В дверном проеме появилась Алена. Волосы ее свисали грязными прядями. За плечами ее висел рюкзак.
– Тебя к телефону, – оповестила я.
– Зачем телефон? – спросила она. – И зачем к нему кого-то подзывать?
– Тебя собираются напечатать в “Петином санузле”.
– Ну и что? Можно прекрасно жить без телефона, без Пети и его санузла. И даже без санузла вообще.
– Алена, – поразилась я, роняя трубку на пол, – ты ведь всегда говорила, что не можешь жить без публикаций и без телефона! Что он – лучшее средство для передачи сплетен, особенно если он испорченный! Что с тобой случилось?
– Стоит человеку хотя бы ненадолго стать самим собой, – заметила Алена, – как все вокруг сразу начинают вопрошать: да что с тобой такое? Мне сейчас неинтересно формулировать ответ на этот вопрос.
И она расслабленной походкой направилась к двери.
– Ты куда? – насторожилась я.
– К себе, – ответила она и взялась за дверную ручку.
– В смысле?…
– Я там, где я хочу быть. Кто знает, где я захочу оказаться через минуту или на следующий день?
– Алена, – произнесла я дрогнувшим голосом, – ты что, совсем, что ли?
– Да. Иногда мне кажется, что я – это не совсем я. А теперь совсем.
– Ты надолго?
– Смотря по какой временной шкале измерять.
Мне надоели ее приколы. Я решила ее не держать.
– Позвони, если не будешь ночевать, – предупредила я.
– Это обязательно?
– Да.
– Хорошо, – улыбнулась она и закрыла за собой дверь.
Я вздохнула и стала прибираться на кухне. Чай в моем стакане оставался недопитым; я, не раздумывая, выплеснула его в окно.
19. 35.
В комнате гулял сквозняк. Даша лежала на диване и смотрела в потолок. От потолка отклеивались куски обоев. Возможно, они отклеивались от Дашиного взгляда, так упорно она туда пялилась. Я решила, что она обдумывает очередной план самоубийства и, не желая ей мешать, вернулась на кухню.

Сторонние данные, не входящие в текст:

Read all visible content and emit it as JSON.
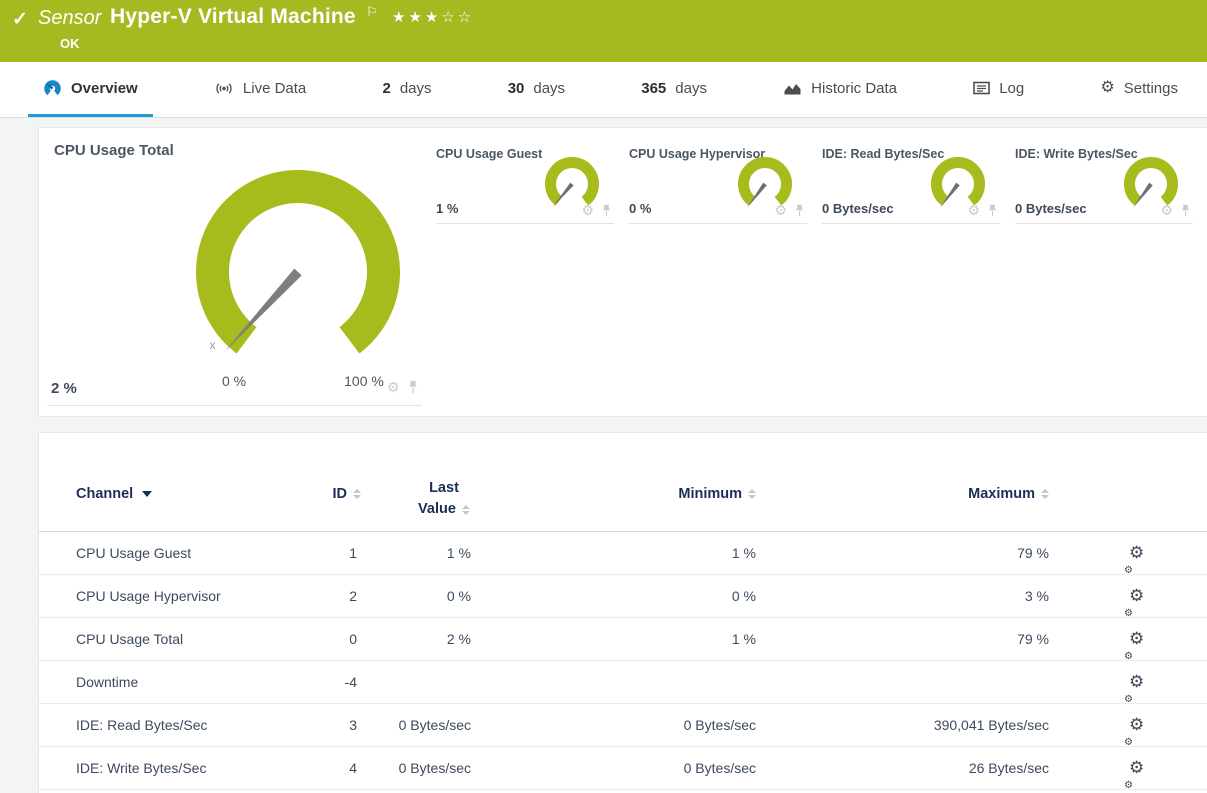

На кухне был папаша. Он курил “Данхилл” и с тоской смотрел на мать, курящую “Беломор”.
– Ты по-прежнему ведешь кошмарный образ жизни, – констатировала мать.
– Ага, – ответил папаша.
– Ты ко мне приходишь ныть и жаловаться, будто я бесплатный психотерапевт.
– Ага, – ответил папаша.
– Тебе вообще на всех плевать, кроме себя!

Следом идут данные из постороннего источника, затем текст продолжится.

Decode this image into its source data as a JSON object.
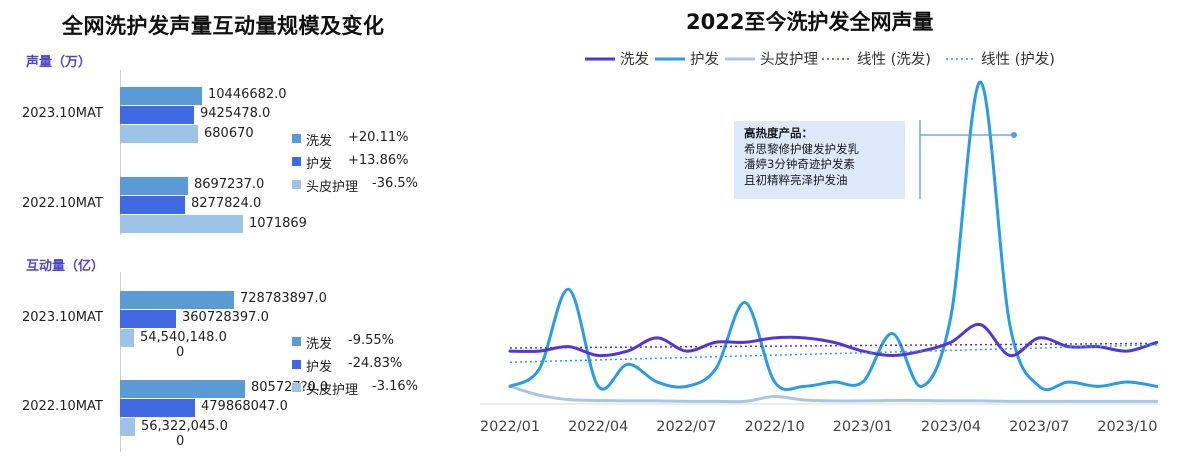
{
  "left_panel": {
    "title": "全网洗护发声量互动量规模及变化",
    "volume_label": "声量（万）",
    "interaction_label": "互动量（亿）"
  },
  "right_panel": {
    "title": "2022至今洗护发全网声量",
    "annotation": {
      "heading": "高热度产品：",
      "lines": [
        "希思黎修护健发护发乳",
        "潘婷3分钟奇迹护发素",
        "且初精粹亮泽护发油"
      ]
    }
  },
  "colors": {
    "wash": "#5b9bd5",
    "care": "#4169e1",
    "scalp": "#9dc3e6",
    "line_wash": "#5336d6",
    "line_care": "#2b9be6",
    "line_scalp": "#a9c7e4",
    "section_label": "#4f46c8"
  },
  "chart_data": [
    {
      "type": "bar",
      "orientation": "horizontal",
      "section": "声量（万）",
      "categories": [
        "2023.10MAT",
        "2022.10MAT"
      ],
      "series": [
        {
          "name": "洗发",
          "values": [
            "10446682.0",
            "8697237.0"
          ],
          "change": "+20.11%"
        },
        {
          "name": "护发",
          "values": [
            "9425478.0",
            "8277824.0"
          ],
          "change": "+13.86%"
        },
        {
          "name": "头皮护理",
          "values": [
            "680670",
            "1071869"
          ],
          "change": "-36.5%"
        }
      ]
    },
    {
      "type": "bar",
      "orientation": "horizontal",
      "section": "互动量（亿）",
      "categories": [
        "2023.10MAT",
        "2022.10MAT"
      ],
      "series": [
        {
          "name": "洗发",
          "values": [
            "728783897.0",
            "805727?0.0"
          ],
          "change": "-9.55%"
        },
        {
          "name": "护发",
          "values": [
            "360728397.0",
            "479868047.0"
          ],
          "change": "-24.83%"
        },
        {
          "name": "头皮护理",
          "values": [
            "54,540,148.0",
            "56,322,045.0"
          ],
          "change": "-3.16%"
        }
      ]
    },
    {
      "type": "line",
      "title": "2022至今洗护发全网声量",
      "x_ticks": [
        "2022/01",
        "2022/04",
        "2022/07",
        "2022/10",
        "2023/01",
        "2023/04",
        "2023/07",
        "2023/10"
      ],
      "series": [
        {
          "name": "洗发",
          "values": [
            12,
            12,
            13,
            11,
            12,
            15,
            12,
            14,
            14,
            15,
            15,
            14,
            12,
            11,
            12,
            14,
            18,
            11,
            15,
            13,
            13,
            12,
            14
          ]
        },
        {
          "name": "护发",
          "values": [
            4,
            8,
            26,
            4,
            9,
            5,
            4,
            8,
            23,
            5,
            4,
            5,
            5,
            16,
            4,
            20,
            73,
            18,
            4,
            5,
            4,
            5,
            4
          ]
        },
        {
          "name": "头皮护理",
          "values": [
            4,
            2,
            1,
            0.8,
            0.7,
            0.7,
            0.6,
            0.6,
            0.6,
            1.7,
            0.9,
            0.7,
            0.7,
            0.8,
            0.8,
            0.7,
            0.7,
            0.6,
            0.6,
            0.6,
            0.6,
            0.6,
            0.6
          ]
        },
        {
          "name": "线性 (洗发)",
          "trend_of": "洗发"
        },
        {
          "name": "线性 (护发)",
          "trend_of": "护发"
        }
      ],
      "ylim": [
        0,
        80
      ]
    }
  ]
}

– Ага, – ответил папаша. – Дай мне сто рублей. Люся принципиально не дает мне денег на водку. На что угодно, только не на нее.
Мать застыла со сковородкой в руке, как свобода со знаменем на картине Делакруа.
– Ну, знаешь… Ты испытываешь предел моего терпения!
– Ага, – сказал папаша и заметил меня. – Зажала три рубля, – упрекнул он.
– Ага, – сказала я. Папаша с тоской посмотрел на кухонный нож.
– Есть у вас холодная вода? – спросил он.
Мать вежливо промолчала.
– Ничего у вас нет, – подытожил папаша, – ни совести, ни холодной воды.